Commenting upon the fact that 600 Jewish children from Poland were compelled to leave last week for Palestine from Teheran by way of India, which adds hundreds of miles to their journey, because the Iraq Government refused them transit passage through Iraq despite American and British intervention, the British newspapers today demand that either Prime Minister Churchill or Foreign Secretary Eden make a statement in Parliament regarding Iraq’s conduct.

A full-page editorial in the influential liberal weekly, New Stateman, and Nation, entitled “Our Part in the Massacres.” today urges the admission into Palestine of 40,000 Jewish refugees under the provisions of the White Paper of 1939. “It is intolerable,” the editorial states, “that Palestine of all places should be closed, and by our own act.”

The Sunday Observer today asks why thousands of Italian settlers in Abyssinia have been allowed to return to Italy, without the British Government insisting on the release of at least a similar number of Jews in Axis heads It add “The appalling slaughter of Jewry continues and British official policy remains ineffective. The thing is to get these people out of the fires of Hell. Announcing future penalties for the stokers does not save lives now.”

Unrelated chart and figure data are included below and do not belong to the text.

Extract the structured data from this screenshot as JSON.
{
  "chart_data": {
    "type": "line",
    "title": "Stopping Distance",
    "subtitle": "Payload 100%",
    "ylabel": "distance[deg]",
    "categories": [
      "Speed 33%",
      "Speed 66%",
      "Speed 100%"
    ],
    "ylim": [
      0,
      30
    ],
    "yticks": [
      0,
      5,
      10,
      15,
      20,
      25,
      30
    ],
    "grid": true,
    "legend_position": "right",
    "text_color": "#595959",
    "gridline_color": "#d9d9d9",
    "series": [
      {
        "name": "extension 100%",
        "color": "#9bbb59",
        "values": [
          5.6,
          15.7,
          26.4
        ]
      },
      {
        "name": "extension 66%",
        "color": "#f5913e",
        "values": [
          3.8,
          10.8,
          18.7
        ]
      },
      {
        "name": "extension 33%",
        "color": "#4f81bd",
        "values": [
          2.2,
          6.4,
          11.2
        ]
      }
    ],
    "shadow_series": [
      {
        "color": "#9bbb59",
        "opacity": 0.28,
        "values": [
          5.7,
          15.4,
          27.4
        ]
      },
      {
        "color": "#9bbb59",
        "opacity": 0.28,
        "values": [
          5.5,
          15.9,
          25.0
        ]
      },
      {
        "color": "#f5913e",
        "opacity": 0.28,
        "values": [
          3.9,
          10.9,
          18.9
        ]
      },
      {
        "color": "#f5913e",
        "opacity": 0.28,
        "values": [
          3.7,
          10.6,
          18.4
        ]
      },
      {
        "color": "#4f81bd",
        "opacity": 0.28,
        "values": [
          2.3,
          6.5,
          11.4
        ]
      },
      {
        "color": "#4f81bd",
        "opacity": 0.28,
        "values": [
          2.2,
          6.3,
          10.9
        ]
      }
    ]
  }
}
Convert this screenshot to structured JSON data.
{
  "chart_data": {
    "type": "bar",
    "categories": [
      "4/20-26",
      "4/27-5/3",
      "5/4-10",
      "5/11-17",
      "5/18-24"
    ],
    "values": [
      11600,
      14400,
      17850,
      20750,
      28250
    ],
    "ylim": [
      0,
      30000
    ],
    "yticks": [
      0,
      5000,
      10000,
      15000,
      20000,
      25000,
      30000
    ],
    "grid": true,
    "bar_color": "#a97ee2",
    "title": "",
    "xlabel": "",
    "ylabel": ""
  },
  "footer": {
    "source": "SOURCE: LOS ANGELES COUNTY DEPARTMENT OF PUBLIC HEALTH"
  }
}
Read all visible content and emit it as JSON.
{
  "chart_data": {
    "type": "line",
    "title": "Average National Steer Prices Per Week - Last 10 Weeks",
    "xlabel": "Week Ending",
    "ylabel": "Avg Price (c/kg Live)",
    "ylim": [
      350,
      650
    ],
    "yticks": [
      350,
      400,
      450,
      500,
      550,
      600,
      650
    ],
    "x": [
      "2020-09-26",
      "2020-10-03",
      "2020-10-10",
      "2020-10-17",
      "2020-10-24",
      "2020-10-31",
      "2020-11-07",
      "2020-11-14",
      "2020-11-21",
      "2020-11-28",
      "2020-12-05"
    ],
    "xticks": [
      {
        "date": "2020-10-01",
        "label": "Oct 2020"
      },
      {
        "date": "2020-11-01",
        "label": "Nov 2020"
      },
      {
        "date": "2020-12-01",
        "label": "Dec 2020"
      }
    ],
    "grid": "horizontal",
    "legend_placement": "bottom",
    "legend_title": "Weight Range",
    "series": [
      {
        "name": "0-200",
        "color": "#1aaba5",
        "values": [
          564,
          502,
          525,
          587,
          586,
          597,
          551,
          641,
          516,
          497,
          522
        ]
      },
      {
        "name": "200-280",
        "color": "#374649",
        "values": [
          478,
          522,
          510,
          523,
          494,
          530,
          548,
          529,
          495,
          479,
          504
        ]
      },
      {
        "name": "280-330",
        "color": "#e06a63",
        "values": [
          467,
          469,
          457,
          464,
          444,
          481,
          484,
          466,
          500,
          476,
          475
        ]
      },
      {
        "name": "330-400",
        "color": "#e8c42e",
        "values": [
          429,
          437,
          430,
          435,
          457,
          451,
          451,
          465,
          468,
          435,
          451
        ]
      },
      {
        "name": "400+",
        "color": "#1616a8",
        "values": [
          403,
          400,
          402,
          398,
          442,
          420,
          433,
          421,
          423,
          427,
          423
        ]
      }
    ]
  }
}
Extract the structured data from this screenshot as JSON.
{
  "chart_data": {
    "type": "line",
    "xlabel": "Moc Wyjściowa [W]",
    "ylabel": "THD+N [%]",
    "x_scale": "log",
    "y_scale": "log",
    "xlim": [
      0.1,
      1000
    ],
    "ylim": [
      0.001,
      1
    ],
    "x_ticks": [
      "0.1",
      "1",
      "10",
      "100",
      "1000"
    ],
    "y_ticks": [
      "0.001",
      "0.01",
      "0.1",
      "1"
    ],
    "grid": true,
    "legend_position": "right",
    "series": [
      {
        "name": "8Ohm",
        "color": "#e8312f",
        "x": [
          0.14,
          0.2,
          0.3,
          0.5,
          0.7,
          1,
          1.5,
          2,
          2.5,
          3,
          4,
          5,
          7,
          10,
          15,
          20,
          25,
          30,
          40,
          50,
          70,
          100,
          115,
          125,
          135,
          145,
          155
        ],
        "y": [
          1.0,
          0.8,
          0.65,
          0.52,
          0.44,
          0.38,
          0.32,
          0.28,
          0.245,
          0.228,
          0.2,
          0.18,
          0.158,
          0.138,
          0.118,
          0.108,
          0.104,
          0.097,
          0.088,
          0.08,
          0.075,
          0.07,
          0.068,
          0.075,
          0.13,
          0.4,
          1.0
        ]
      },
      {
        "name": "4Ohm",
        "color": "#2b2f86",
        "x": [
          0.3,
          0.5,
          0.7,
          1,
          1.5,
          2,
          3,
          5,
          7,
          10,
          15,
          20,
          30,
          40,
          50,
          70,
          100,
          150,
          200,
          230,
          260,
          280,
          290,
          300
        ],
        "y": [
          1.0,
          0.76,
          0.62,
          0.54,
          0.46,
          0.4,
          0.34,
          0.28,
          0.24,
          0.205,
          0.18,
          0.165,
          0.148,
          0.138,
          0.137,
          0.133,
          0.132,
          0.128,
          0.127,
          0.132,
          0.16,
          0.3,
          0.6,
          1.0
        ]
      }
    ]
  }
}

A call to Jewish emigrees throughout the world to prepare for large-scale aid to help the Jews of Europe as soon as Hitler is defeated was voiced here today at a meeting of the Association of Jewish Refugees in Britain. The gathering was called to honor the memory of Heinrich Stahl, former head of the Berlin Jewish community, who died in the Terezin ghetto in Czechoslovakia where the Nazis have concentrated tens of thousands of Czech and German Jews.